The BAG held that a wage agreement is invalid on the basis of wage usury if the weaker position of the one party is being exploited and if there is a “striking incongruity” between the work to be performed and the wage actually paid for it. The BAG held that the relevant time for the assessment is not the time at which the employment relationship was entered into, but rather the entire period of time during which an unconscionable wage agreement is in place. A wage agreement that was originally valid may become invalid if it is not adjusted in line with general wage developments. The court also held that the overall nature of the employment relationship must be taken into account, which in this case included the unlawful excessively long and irregular working hours of the plaintiff, which made it even clearer that she was being exploited.
The BAG supplied the lower review court with guidelines for the new inquiry as to whether there was a “striking incongruity” between the work performed and what was paid for it. The first thing to examine is the objective value of the work performed, which is to be determined by reference to the union wages in the particular branch and region. If there are no union wages or if the wage customarily paid is lower than the union wage, then the general wage level in the region is presumed to be the standard.
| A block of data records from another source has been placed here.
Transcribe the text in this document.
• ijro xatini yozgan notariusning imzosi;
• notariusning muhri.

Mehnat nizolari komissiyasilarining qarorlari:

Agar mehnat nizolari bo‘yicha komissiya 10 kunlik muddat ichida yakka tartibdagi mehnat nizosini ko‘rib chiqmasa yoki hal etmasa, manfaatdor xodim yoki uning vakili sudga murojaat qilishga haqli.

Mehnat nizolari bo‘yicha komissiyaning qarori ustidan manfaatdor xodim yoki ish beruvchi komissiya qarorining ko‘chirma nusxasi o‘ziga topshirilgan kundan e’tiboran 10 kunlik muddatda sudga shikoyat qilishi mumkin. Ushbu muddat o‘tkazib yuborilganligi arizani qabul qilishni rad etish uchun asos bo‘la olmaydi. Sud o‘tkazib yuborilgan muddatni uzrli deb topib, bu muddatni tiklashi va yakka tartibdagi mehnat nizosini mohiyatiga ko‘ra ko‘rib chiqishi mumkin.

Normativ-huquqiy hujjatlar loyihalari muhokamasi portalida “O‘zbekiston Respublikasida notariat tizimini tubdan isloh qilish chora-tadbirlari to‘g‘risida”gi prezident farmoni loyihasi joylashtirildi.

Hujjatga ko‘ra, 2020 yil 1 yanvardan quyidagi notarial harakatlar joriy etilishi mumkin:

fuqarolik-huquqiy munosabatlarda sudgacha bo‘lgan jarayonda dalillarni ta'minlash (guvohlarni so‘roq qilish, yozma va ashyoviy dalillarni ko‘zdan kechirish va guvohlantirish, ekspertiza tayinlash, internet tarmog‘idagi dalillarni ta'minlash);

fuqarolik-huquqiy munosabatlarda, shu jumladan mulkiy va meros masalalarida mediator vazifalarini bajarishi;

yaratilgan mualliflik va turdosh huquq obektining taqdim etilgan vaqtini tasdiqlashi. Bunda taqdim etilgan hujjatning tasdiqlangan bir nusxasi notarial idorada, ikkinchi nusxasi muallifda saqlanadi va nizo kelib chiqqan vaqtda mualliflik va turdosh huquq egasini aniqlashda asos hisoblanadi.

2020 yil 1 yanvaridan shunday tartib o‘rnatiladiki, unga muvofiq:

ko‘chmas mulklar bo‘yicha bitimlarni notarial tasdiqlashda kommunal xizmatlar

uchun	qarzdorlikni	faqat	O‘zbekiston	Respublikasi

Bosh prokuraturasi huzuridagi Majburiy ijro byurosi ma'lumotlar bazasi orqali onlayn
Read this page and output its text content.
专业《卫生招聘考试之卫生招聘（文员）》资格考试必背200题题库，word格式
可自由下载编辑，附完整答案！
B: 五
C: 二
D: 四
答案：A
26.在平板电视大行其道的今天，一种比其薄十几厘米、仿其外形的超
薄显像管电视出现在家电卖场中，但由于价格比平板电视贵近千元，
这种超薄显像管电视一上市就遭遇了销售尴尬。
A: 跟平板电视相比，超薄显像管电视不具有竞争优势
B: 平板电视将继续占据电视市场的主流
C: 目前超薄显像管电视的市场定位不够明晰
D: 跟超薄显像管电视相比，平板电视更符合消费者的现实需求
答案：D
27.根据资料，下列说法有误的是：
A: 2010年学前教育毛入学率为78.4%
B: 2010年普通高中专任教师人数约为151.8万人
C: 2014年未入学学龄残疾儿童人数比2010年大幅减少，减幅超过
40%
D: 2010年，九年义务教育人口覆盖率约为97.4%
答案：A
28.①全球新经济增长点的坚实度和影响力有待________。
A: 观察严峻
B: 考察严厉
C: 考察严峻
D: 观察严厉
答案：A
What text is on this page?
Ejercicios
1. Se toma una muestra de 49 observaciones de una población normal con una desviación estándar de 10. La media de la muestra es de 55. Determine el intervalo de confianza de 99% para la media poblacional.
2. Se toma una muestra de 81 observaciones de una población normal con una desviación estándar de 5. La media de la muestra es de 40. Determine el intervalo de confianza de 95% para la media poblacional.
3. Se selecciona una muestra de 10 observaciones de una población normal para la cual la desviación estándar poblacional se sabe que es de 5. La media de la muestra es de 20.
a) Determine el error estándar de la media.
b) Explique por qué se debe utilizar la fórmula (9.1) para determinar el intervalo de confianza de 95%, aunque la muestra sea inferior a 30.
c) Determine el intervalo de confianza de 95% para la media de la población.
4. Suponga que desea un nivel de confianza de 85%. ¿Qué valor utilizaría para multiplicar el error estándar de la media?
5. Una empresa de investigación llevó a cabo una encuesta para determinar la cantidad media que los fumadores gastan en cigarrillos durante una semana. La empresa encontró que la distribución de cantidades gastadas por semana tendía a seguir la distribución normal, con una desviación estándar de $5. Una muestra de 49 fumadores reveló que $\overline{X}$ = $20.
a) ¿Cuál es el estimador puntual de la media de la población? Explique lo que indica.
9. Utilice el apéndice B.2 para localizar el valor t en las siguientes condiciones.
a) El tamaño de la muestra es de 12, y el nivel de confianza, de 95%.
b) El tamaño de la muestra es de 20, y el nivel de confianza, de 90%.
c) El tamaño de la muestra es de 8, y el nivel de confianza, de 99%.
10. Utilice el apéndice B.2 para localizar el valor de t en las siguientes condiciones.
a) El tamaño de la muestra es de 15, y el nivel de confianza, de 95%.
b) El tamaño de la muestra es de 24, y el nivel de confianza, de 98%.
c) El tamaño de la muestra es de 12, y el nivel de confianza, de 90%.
The BAG was of the opinion that a "striking incongruity" exists when the wage paid is less than two thirds of the usual union wage. The comparison to be made here is between the basic remuneration paid and the basic union wage, in both cases to the exclusion of bonuses and similar things. The concrete facts/circumstances (e.g. payments in kind) of the employment relationship must also be taken into account since these may necessitate a correcting of the 2/3-threshold. The BAG saw no reason in the present case to make such a correction.
On the subjective side, the only requirement for a finding of wage usury is that the benefitting party have knowledge of the incongruity. Neither a special intention to cause harm nor knowledge of the 2/3-threshold is required. What is required, however, is the existence of a reprehensible mindset, which is presumed to exist when the benefitting party recklessly closes his/her eyes to the knowledge that the other party is only agreeing to the unfavourable contract because of his/her weak position. It was regarding these subjective aspects and the customariness of the union wage in particular that the lower review court, in its capacity as a trial court, still had findings to make in the present case.